Sadie took a drink of warm beer because she wasn’t quite sure what else she was supposed to do.
“Next time I saw you,” he went on, “you were probably around sixteen, hanging out at the creamery place near your house. The one that blended all the stuff into the ice cream.”
“Frozen yogurt,” Sadie corrected. “Totally different than ice cream.”
“Details.”
Oh no, that’s where you get into trouble—the details. “Details are important.”
He scrunched up his forehead in clear question.

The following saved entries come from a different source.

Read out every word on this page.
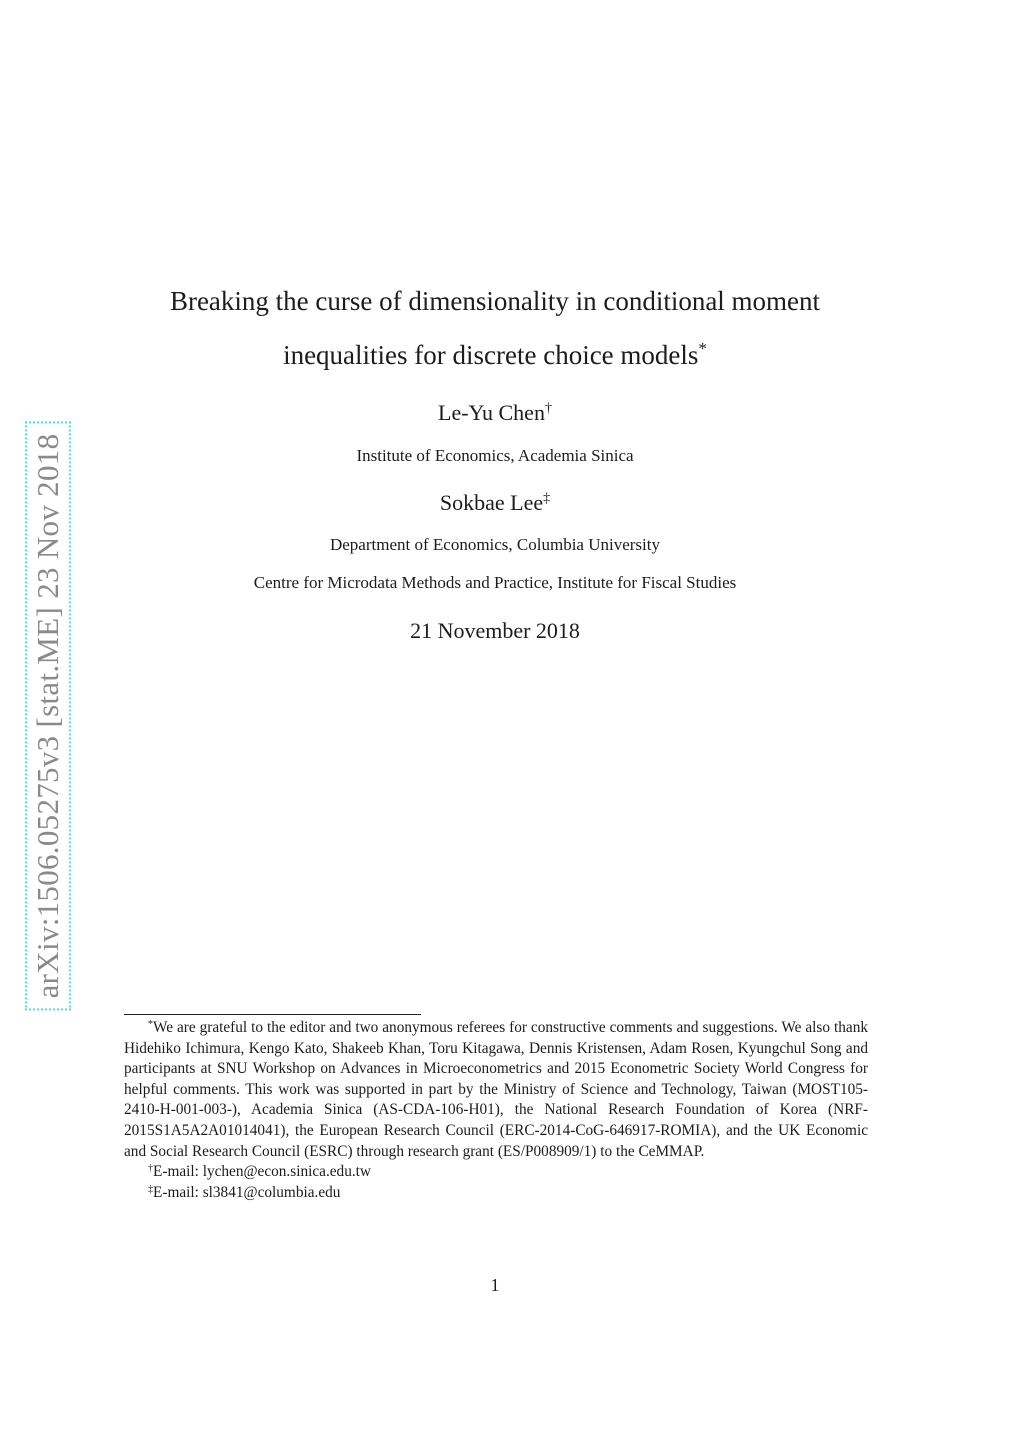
arXiv:1506.05275v3 [stat.ME] 23 Nov 2018
Breaking the curse of dimensionality in conditional moment
inequalities for discrete choice models*
Le-Yu Chen†
Institute of Economics, Academia Sinica
Sokbae Lee‡
Department of Economics, Columbia University
Centre for Microdata Methods and Practice, Institute for Fiscal Studies
21 November 2018

*We are grateful to the editor and two anonymous referees for constructive comments and suggestions. We also thank Hidehiko Ichimura, Kengo Kato, Shakeeb Khan, Toru Kitagawa, Dennis Kristensen, Adam Rosen, Kyungchul Song and participants at SNU Workshop on Advances in Microeconometrics and 2015 Econometric Society World Congress for helpful comments. This work was supported in part by the Ministry of Science and Technology, Taiwan (MOST105-2410-H-001-003-), Academia Sinica (AS-CDA-106-H01), the National Research Foundation of Korea (NRF-2015S1A5A2A01014041), the European Research Council (ERC-2014-CoG-646917-ROMIA), and the UK Economic and Social Research Council (ESRC) through research grant (ES/P008909/1) to the CeMMAP.

†E-mail: lychen@econ.sinica.edu.tw

‡E-mail: sl3841@columbia.edu

1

“Frozen yogurt is not ice cream. Like if you get the Oreo cookies blended in, then you have to get vanilla frozen yogurt. If you were to go with the Reese’s Pieces, then you’d go somewhere they serve chocolate ice cream. Everyone knows that.”
“Seriously?”
“You brought it up.”
“I didn’t come inside because I got a call. I’m still a little pissed Babushka chose the moment I was about to get my frozen yogurt fix to insist she needed urgent help. Turned out that she just needed someone tall enough to switch out the soft white light bulbs to brighten the dining room.”
“Since we didn’t technically speak, I don’t think that time counts,” Sadie said.
“You like the fine print, don’t you?” he asked.
“It’s my favorite.” She raised her cup and clunked the plastic edge against his.
Here’s the thing, she wasn’t trying to be challenging. Not at all. But she’d been training to be an attorney for God-knew-how-long—it’d been her dream ever since she was five and her mother had watched some lawyer show on television—which meant that she had a predisposition to uncover holes in all theories, all stories, all…well…everything.
Her best friend Marlee now refused to take her to the movies because Sadie was the queen of drilling holes into any plot.
“You may not believe me, but I don’t have a photographic memory.” Roman uncrossed his arms, the muscled bulk bulging as he set his cup on the wheel well of the truck bed. “Sometimes there are people in your life who stick. You remember everything about every interaction,” he said. “You ever experience that?”
Not that she was ever aware of. She shook her head.
“Every time you brush past each other. Every time you get a little piece of their attention, it sticks. Doesn’t mean I had a thing for a kid when I was eighteen, but it means I knew that person was special. And she’d grow up to be someone special.”
“You thought I was special?” She gave an inner high five to twelve-year-old Sadie.
“I thought you were special back then. Now, I think you’re fucking stunning. And we’ve spoken at least a dozen or more sentences to each other, if you want to get technical. I can go over them, if you’d like.”
Well. Okay, then. Her breath caught in her lungs.
“Seat’s free.” Sadie shoved the satchel she used as a purse behind her to create even more space.
The bed of the truck bounced with the addition of his muscle as he lifted himself up so that they sat thigh-to-thigh. Their thighs actually smooshed together—which seemed like an important note to make so she could tell Marlee later when they caught up after she got back from her family trip to the Maldives.
“I can’t believe Eli still has this piece of crap.” Roman bounced a little, the shocks creaking with the movement.
Her brother Eli’s beat-up, blue Ford should’ve been retired about two decades ago, but he wouldn’t let it go.
Speaking of… Where the heck had Eli gone? She scanned the crowd. No sign of him.
“You were also at the horrible party my parents threw when I enlisted,” he mused.
She’d tagged along with Eli to Roman’s going-away party when he went off to basic training.